Juncker welcomed Rishi Sunak’s new agreement with the EU on post-Brexit trading arrangements in Northern Ireland saying it should pave the way for the “normalising” of relations between the UK and Brussels.
But in remarks that may cause irritation in Downing Street, he suggested that it gave a greater role to the European institutions than some in Britain had acknowledged.
“I think that the European Commission will have more authority than it seems – and as the European Court of Justice has been reconfirmed in its role as an arbiter when it comes to internal market questions concerning Northern Ireland,” he said in an interview with LBCs Tonight with Andrew Marr.
“So, I think that although the deal is giving a response to the major British concerns, there is a part of European Union in the deal some in Britain are trying to hide.”
His intervention came as Johnson said he would find it “very difficult” to support the agreement finalised earlier this week in Windsor by Sunak and the current commission president, Ursula von der Leyen.
Juncker said a similar deal would have been available to Johnson but “he was not able to acknowledge that some details of the arrangement had to be more precise”.

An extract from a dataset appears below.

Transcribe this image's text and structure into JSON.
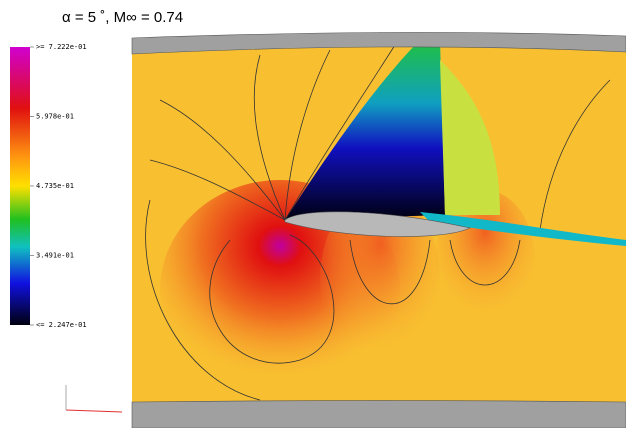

He said that while he liked Johnson personally, he had had better relations with all the other British prime ministers he had worked with.
“I like him as a person. He’s funny, but he’s serious nevertheless,” he said.
“I had better relations with all the prime ministers of Britain I’ve known, starting with John Major, Tony Blair, Gordon Brown, even David Cameron, then mainly Theresa May, who was a lady.
“Boris Johnson was a piece of work, someone you cannot categorise, in normal definitions, but I liked him as a person.”